Image from Wallhaven
Servers on AWS provide certain levels of security for users. That’s great. But too many security concerns may cause your daily operations less convenient. A good example is that you need to provide the correct key file (a file with a .pem suffix) whenever you connect to an AWS EC2 instance using SSH. For example, if I would like to access my EC2 instance on AWS, I have to save the key file on my laptop and connect it as follows (assume that the 2.0.7.7 is the IP address):
ssh -i myserver.pem ec2-user@2.0.7.7
In a production environment, this level of security is definitely necessary. But if you just wanna try a testing server or a personal server for learning, it’s not convenient enough. How about you are using another laptop that doesn’t save the myserver.pem file? Not to mention that you can’t use the root user to connect the AWS instance directly through this way.

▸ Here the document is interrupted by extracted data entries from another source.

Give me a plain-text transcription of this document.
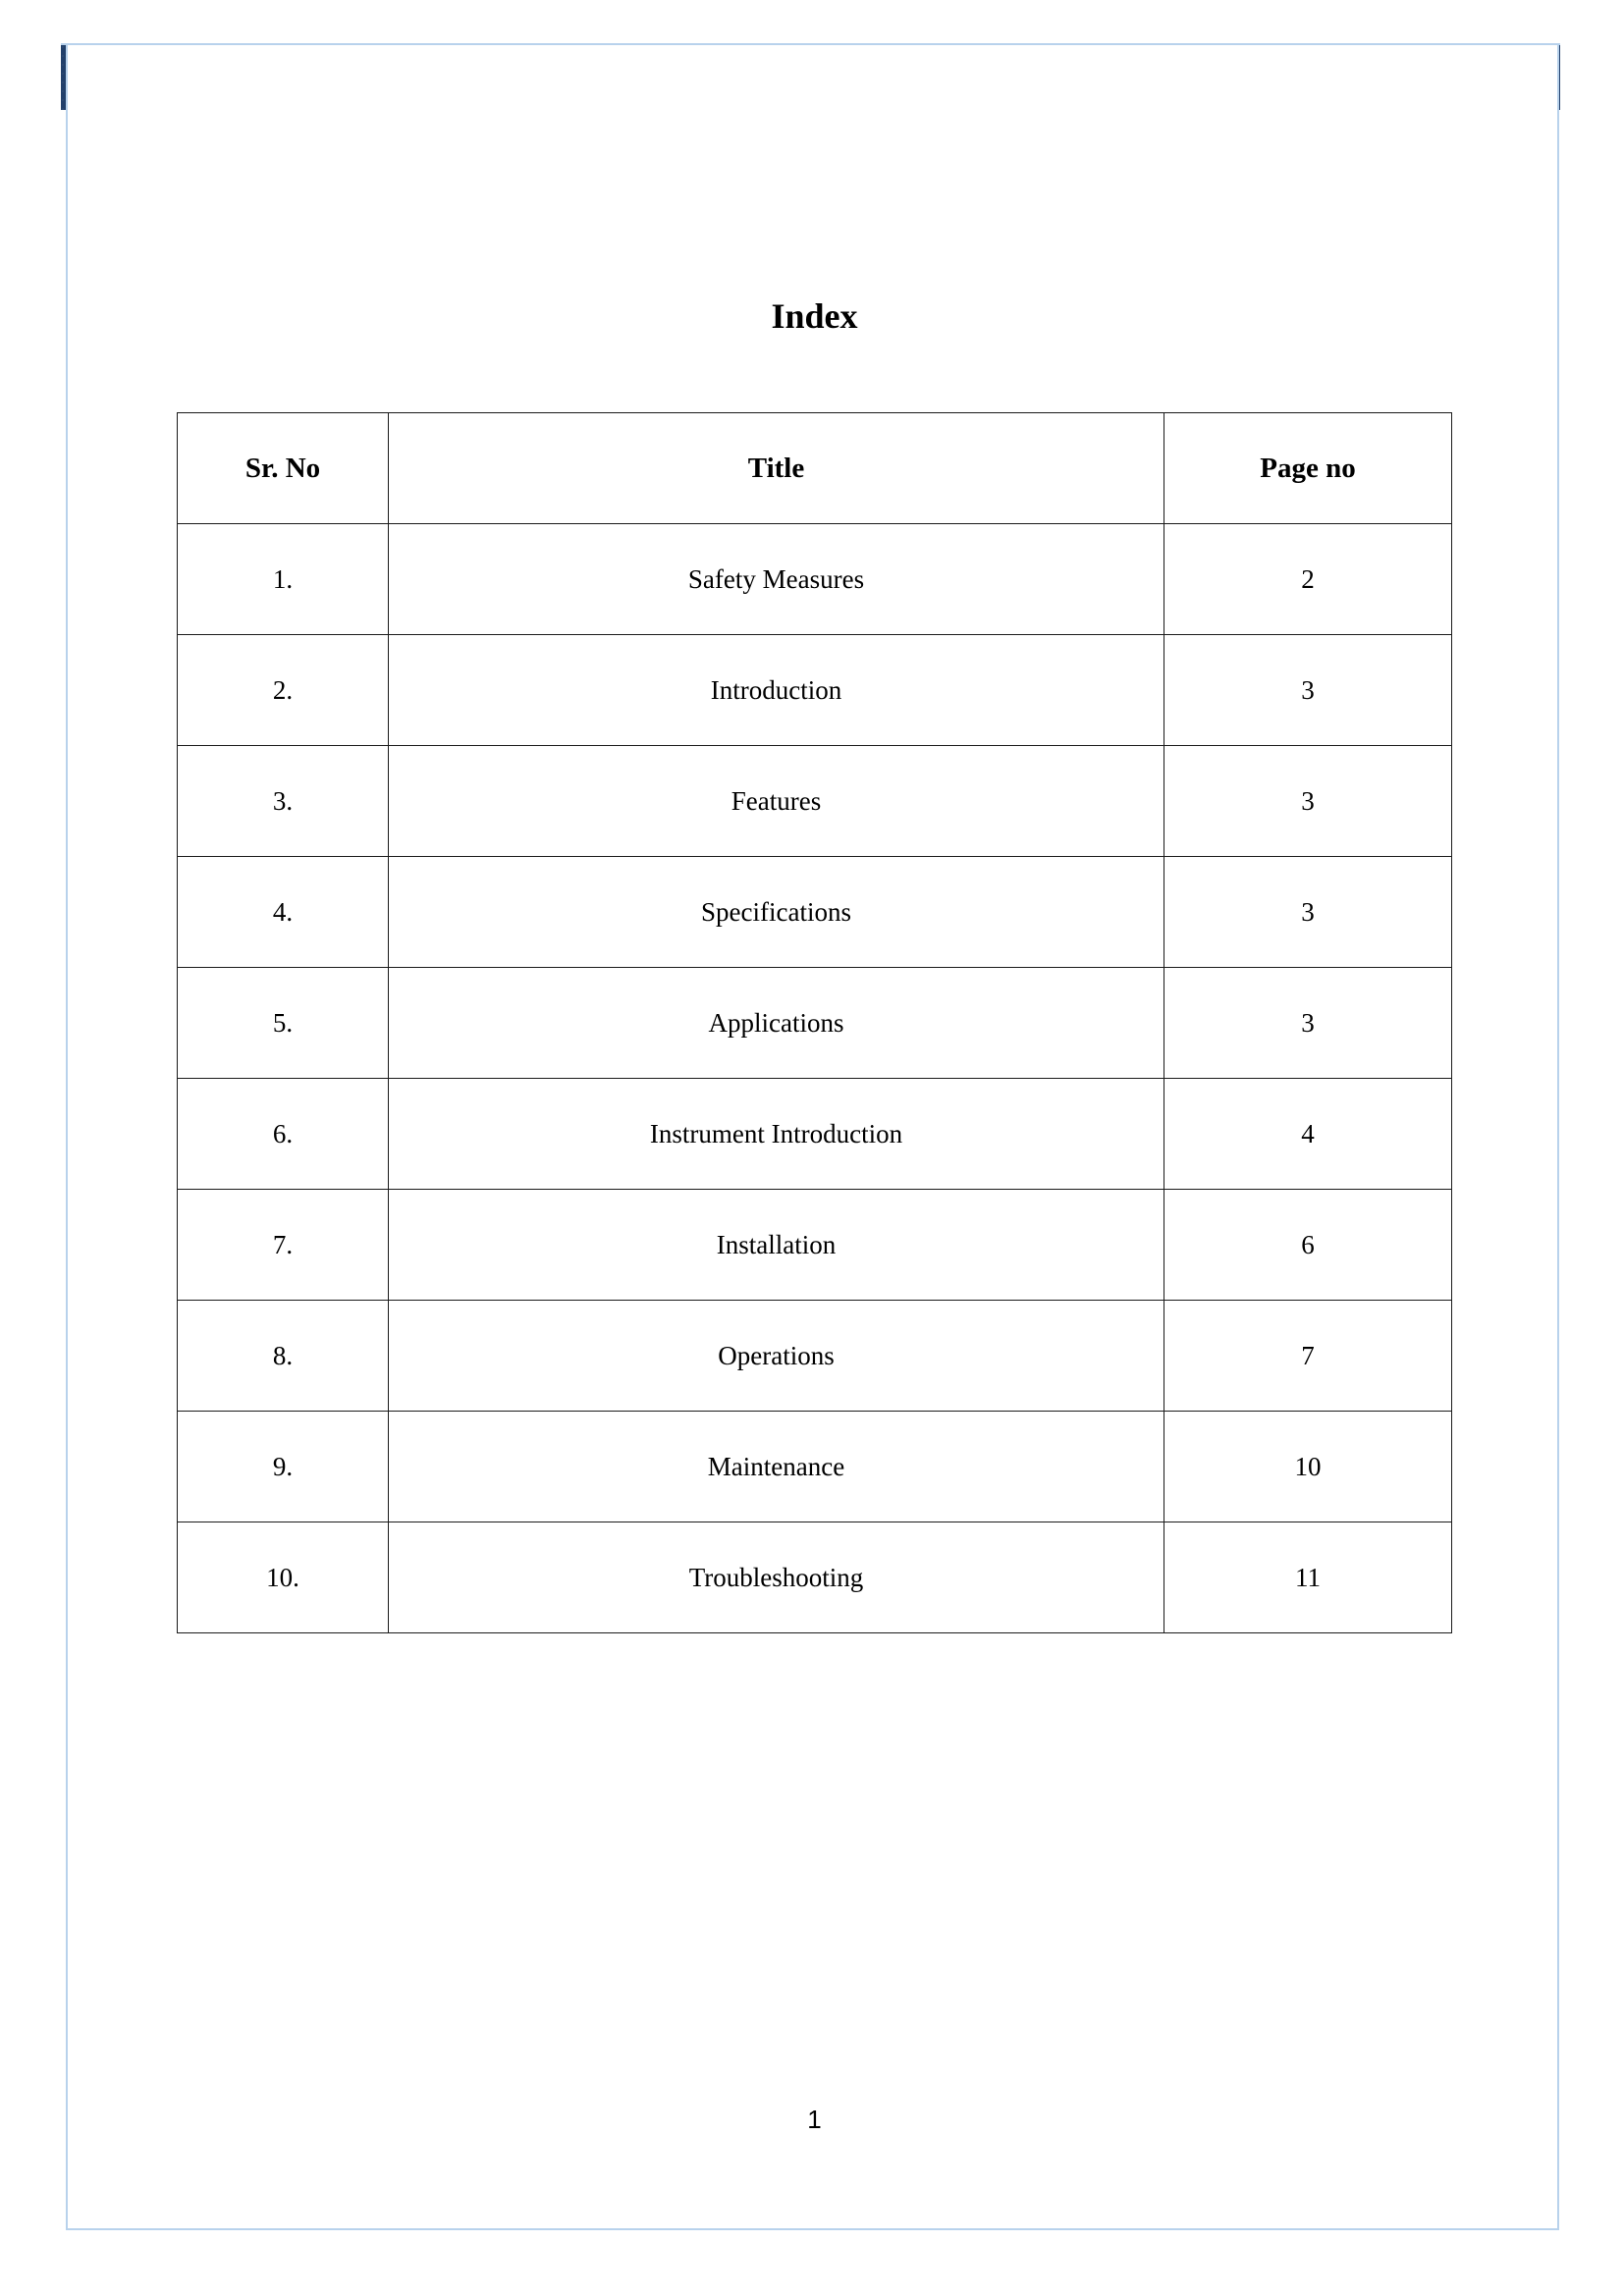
Index
Sr. No	Title	Page no
1.	Safety Measures	2
2.	Introduction	3
3.	Features	3
4.	Specifications	3
5.	Applications	3
6.	Instrument Introduction	4
7.	Installation	6
8.	Operations	7
9.	Maintenance	10
10.	Troubleshooting	11
1
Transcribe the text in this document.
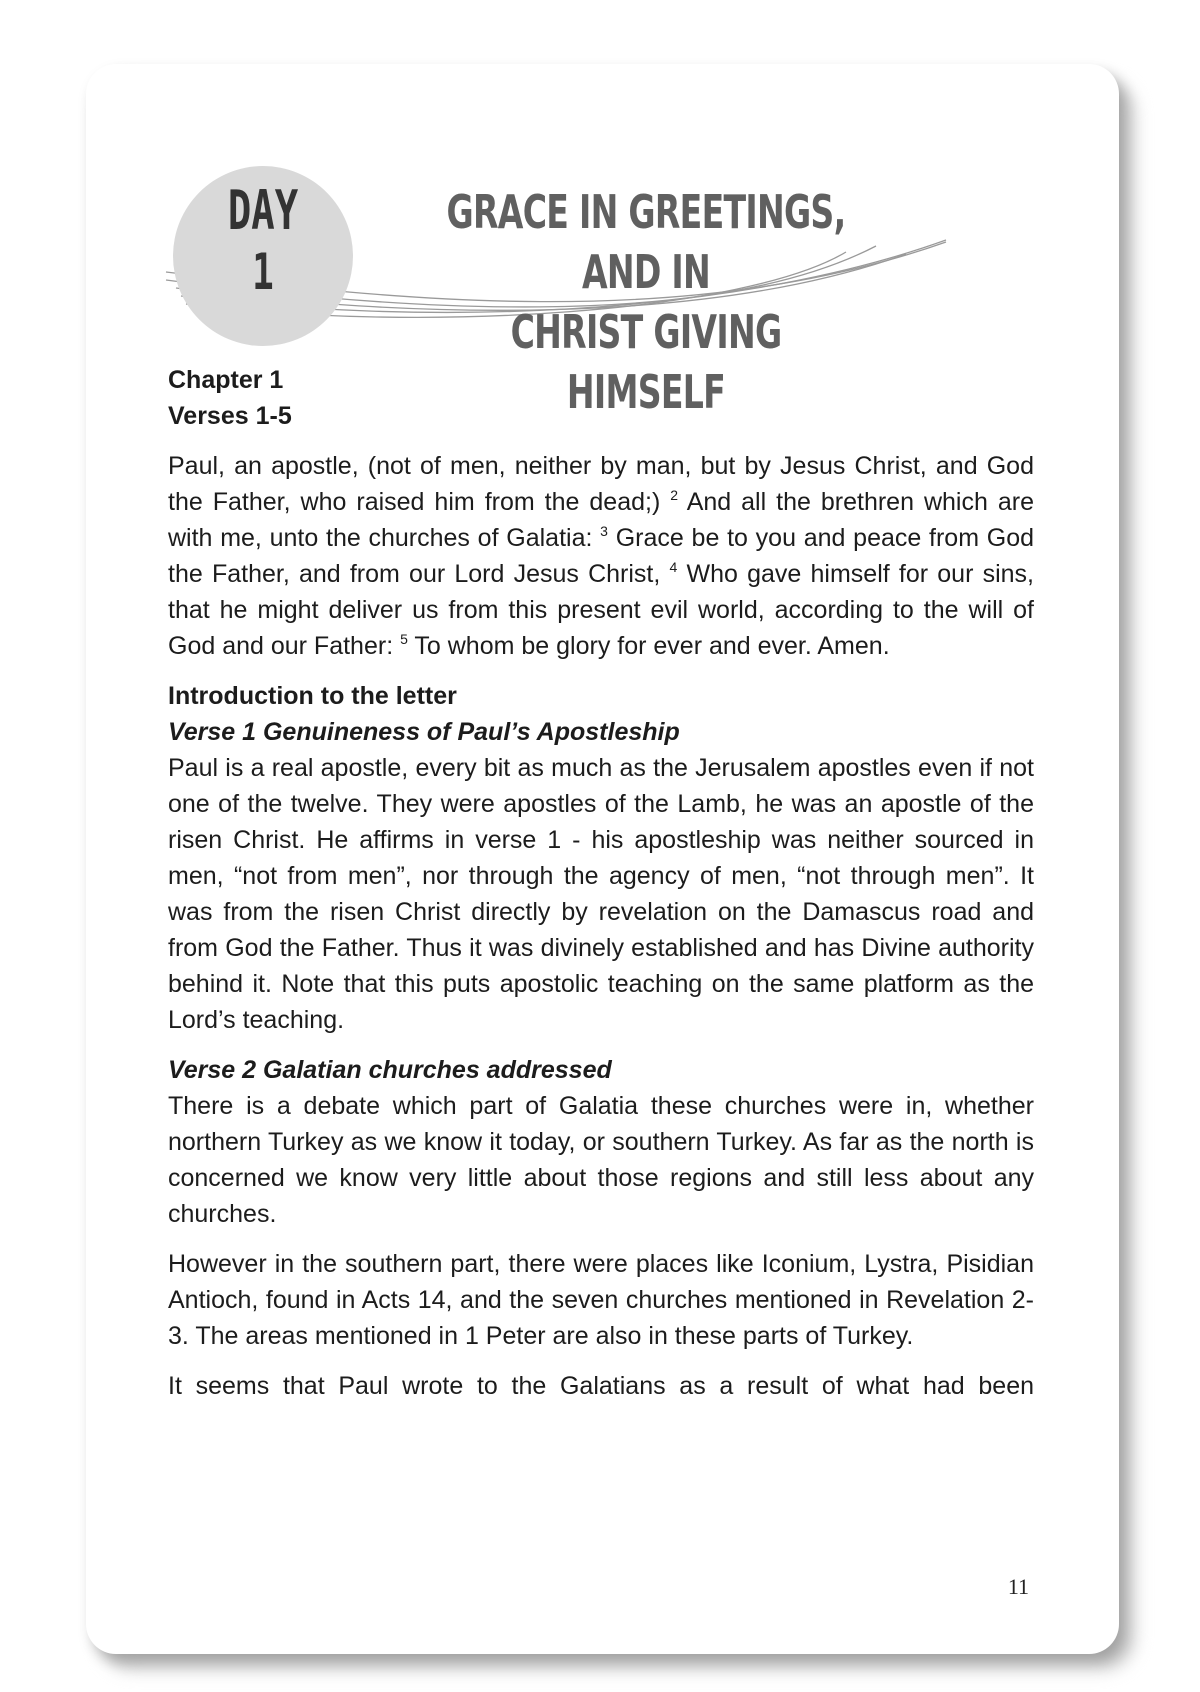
DAY
1
GRACE IN GREETINGS, AND IN
CHRIST GIVING HIMSELF
Chapter 1
Verses 1-5

Paul, an apostle, (not of men, neither by man, but by Jesus Christ, and God the Father, who raised him from the dead;) $^2$ And all the brethren which are with me, unto the churches of Galatia: $^3$ Grace be to you and peace from God the Father, and from our Lord Jesus Christ, $^4$ Who gave himself for our sins, that he might deliver us from this present evil world, according to the will of God and our Father: $^5$ To whom be glory for ever and ever. Amen.

Introduction to the letter

Verse 1 Genuineness of Paul’s Apostleship

Paul is a real apostle, every bit as much as the Jerusalem apostles even if not one of the twelve. They were apostles of the Lamb, he was an apostle of the risen Christ. He affirms in verse 1 - his apostleship was neither sourced in men, “not from men”, nor through the agency of men, “not through men”. It was from the risen Christ directly by revelation on the Damascus road and from God the Father. Thus it was divinely established and has Divine authority behind it. Note that this puts apostolic teaching on the same platform as the Lord’s teaching.

Verse 2 Galatian churches addressed

There is a debate which part of Galatia these churches were in, whether northern Turkey as we know it today, or southern Turkey. As far as the north is concerned we know very little about those regions and still less about any churches.

However in the southern part, there were places like Iconium, Lystra, Pisidian Antioch, found in Acts 14, and the seven churches mentioned in Revelation 2-3. The areas mentioned in 1 Peter are also in these parts of Turkey.

It seems that Paul wrote to the Galatians as a result of what had been

11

The good news is that Linux, which is different from Windows, gives you as much freedom as you like. Of course, there is a method to make your life easier if security is not a big issue.
All you need are just 4 steps.
0. Connect to your EC2 instance using the key file
We have to access the server this way again to make changes. But believe me, this is the last time you need to provide the .pem file.
ssh -i myserver.pem ec2-user@2.0.7.7
1. Change the configuration of SSH
This is the core step.
The configuration of SSH relative stuff is under this path: “/etc/ssh/”. We need to change the file named sshd_config.
vi /etc/ssh/sshd_config
What we need to change are two things:
- Uncomment the
PermitRootLogin yesto enable logins through the root user.
- Uncomment the
PasswordAuthentication yesand comment out thePasswordAuthentication no
- Of course, don’t forget to save the file you just changed.
2. Restart the service
Now, you finished the changes of the configuration file. Just restart the service:
sudo service sshd restart
3. Change the password of the root user
Last but not least, we need to give the root user a new password so then we can use it to log in. We can input the following command:
sudo passwd root
And then just follow the instructions on the terminal to change the password. Everything is done now. To have a try, exit the current session and connect to the server again as follows:
ssh root@2.0.7.7
Now, no key file is needed, all you need to do is inputting the password of the root user. No matter which laptop you are using, and no matter whether it saves the key file or not, you can just use it to connect your AWS server through the root user directly. (As long as you remember the password of the root user. 😄) Note: This method, as I said at the beginning, is not as secure as the key-pair way. AWS won’t make our lives harder intently. For production servers, you shouldn’t change them like the above.